BCS Rankings: No More West Coast Bias: AP Voters Aren't Watching the Pac-12
Somewhere during the 2011 season, traditional sports logic and college football reasoning has been lost between the AP Top 25 and the USA Today coaches' poll.
The final regular season polls released Sunday show that the “experts” fans look to for football guidance might be drawing names out of a hat to pick their Top 25.
Week 15, the final week of the regular season, should have been the easiest week of the season for voters to fill out their Top 25 polls.
Only 22 games were played during the weekend, meaning that out of the 120 FBS teams, only 44 were in action.
Eleven games featured ranked teams, five of which featured two ranked teams playing against each other.
Sixteen teams were ranked in the week 14 AP poll. Of them, five lost.
Three of the five ranked teams that lost were “upset” by lower-ranked teams. No ranked team lost to an unranked team.
Traditionally, this would mean that three ranked teams would drop in the polls, and the three previously lower-ranked teams would move up.

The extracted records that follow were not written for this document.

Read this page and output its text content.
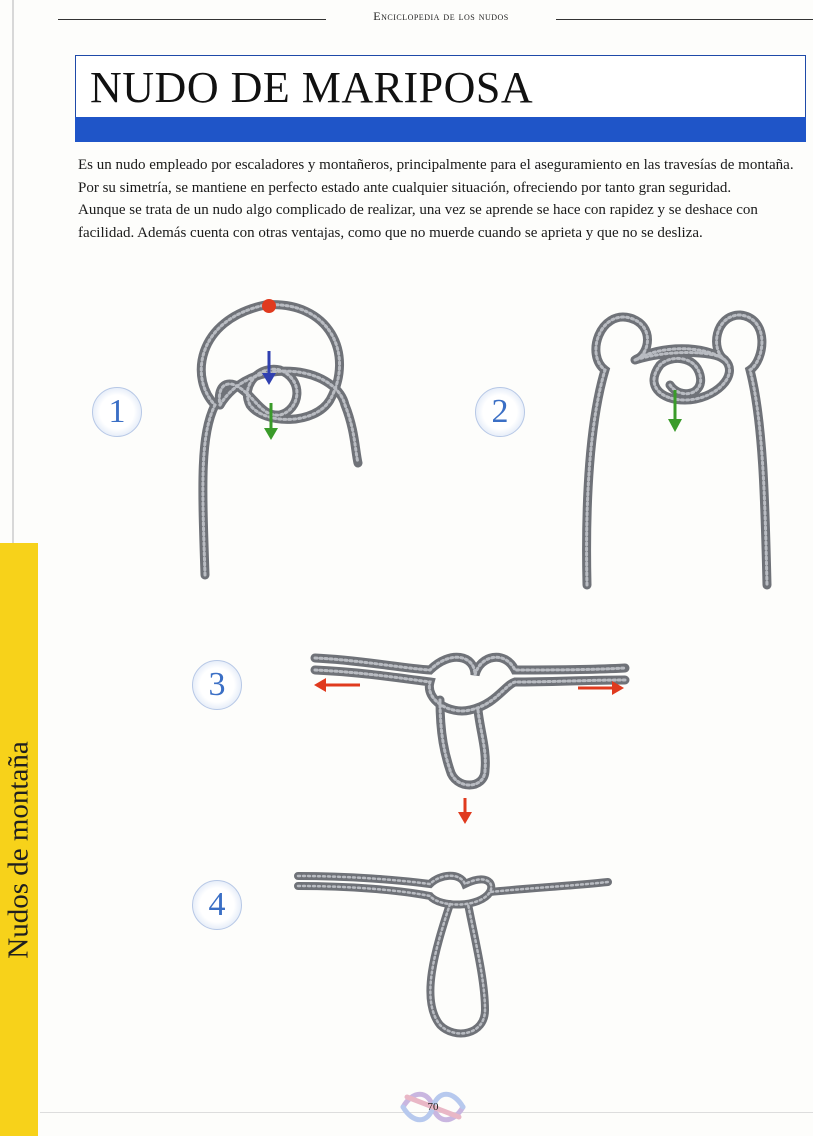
Nudos de montaña
Enciclopedia de los nudos
NUDO DE MARIPOSA

Es un nudo empleado por escaladores y montañeros, principalmente para el aseguramiento en las travesías de montaña. Por su simetría, se mantiene en perfecto estado ante cualquier situación, ofreciendo por tanto gran seguridad.

Aunque se trata de un nudo algo complicado de realizar, una vez se aprende se hace con rapidez y se deshace con facilidad. Además cuenta con otras ventajas, como que no muerde cuando se aprieta y que no se desliza.

1	2
3
4
70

Teams on a bye would have the opportunity to jump teams playing one extra conference championship game, right?
Guess again, college football fans.
In week 14, Stanford was No. 4, Oregon was No. 8, and USC was No. 9 in the AP.
The AP was so impressed with Stanford and USC’s bye that in the final polls they kept Stanford at No. 4, jumped USC to No. 5, and placed Oregon at No. 6.
Voters rendered Oregon’s Pac-12 championship game win over UCLA useless.
Voters may have forgotten that Oregon beat Stanford on November 12 (just four weeks ago), 53-30 at Stanford Stadium.
The following week, USC went on the road and upset the Ducks at Autzen Stadium, 38-35.
One can see an argument being made for USC being a Top 10 team. They have quality wins over Oregon and—Notre Dame?
USC’s two losses have been to unranked 6-6 Arizona State, 43-22, and to No. 4 Stanford, 56-48. The Trojans' last regular-season game was a victory over UCLA, 50-0.
Are the AP voters telling America that they're more impressed with USC’s 50-point win over UCLA than Oregon’s 49-31 win over UCLA in the Pac-12 championship game?
Yes, they are.
They're also telling college football fans that two teams in the Pac-12 are better than the team representing the conference in the Rose Bowl.
According to the AP, Stanford's quality win over USC, Oregon's quality win over Stanford, and USC's quality win over Oregon are enough to rank the teams 4—5—6 in the final regular season poll.
None of the teams have quality non-conference victories to help support their positions.
Oregon played four ranked teams during the season, and finished with a 2-2 record against them. One of the ranked teams the Ducks beat was Arizona State, who finished the season unranked with a 6-6 record.
To look at it another way, the Ducks went 1-2 against quality opponents during the 2011 season.
Stanford also played four ranked teams during the season. Two of them, 7-5 Washington and 8-4 Notre Dame, are unranked in the final AP poll.
Stanford went 1-1 against quality opponents during the 2011 season, with a win over USC and a loss to Oregon.
USC played two ranked teams and finished with a 1-1 record, losing to Stanford and beating Oregon.
Don’t look for wisdom with the USA Today coaches’ poll, because there's no more logic in it than in the AP.
Due to the fact that USC can't participate in postseason games due to NCAA sanctions, the coaches' poll has completely left USC off the ballot.
USC is deserving of a place among the top 25 teams in the nation.
Where they deserve to be ranked is up for debate. But leaving them off the ballot entirely is essentially saying the team doesn't exist.
Yet when USC beat then-No. 4 Oregon on November 19, the coaches dropped Oregon to No. 9 the following week.
Strange how Oregon can drop in their poll to a team that does not officially exist to them.
Luckily, the AP Poll doesn't count towards the BCS rankings. Although, you'd have to fool yourself to think that the Harris Interactive Poll is not influenced by the AP Poll in some way.
Pac-12 commissioner Larry Scott has to be happy that three of his teams occupy top-10 spots, but Scott and Ducks head coach Chip Kelly have to be angry that voters have made a joke out of the Pac-12 championship game, by jumping USC ahead of Oregon.
Through it all, fans have to realize that the so-called college football “experts” do not know as much about college football as we have traditionally given them credit for.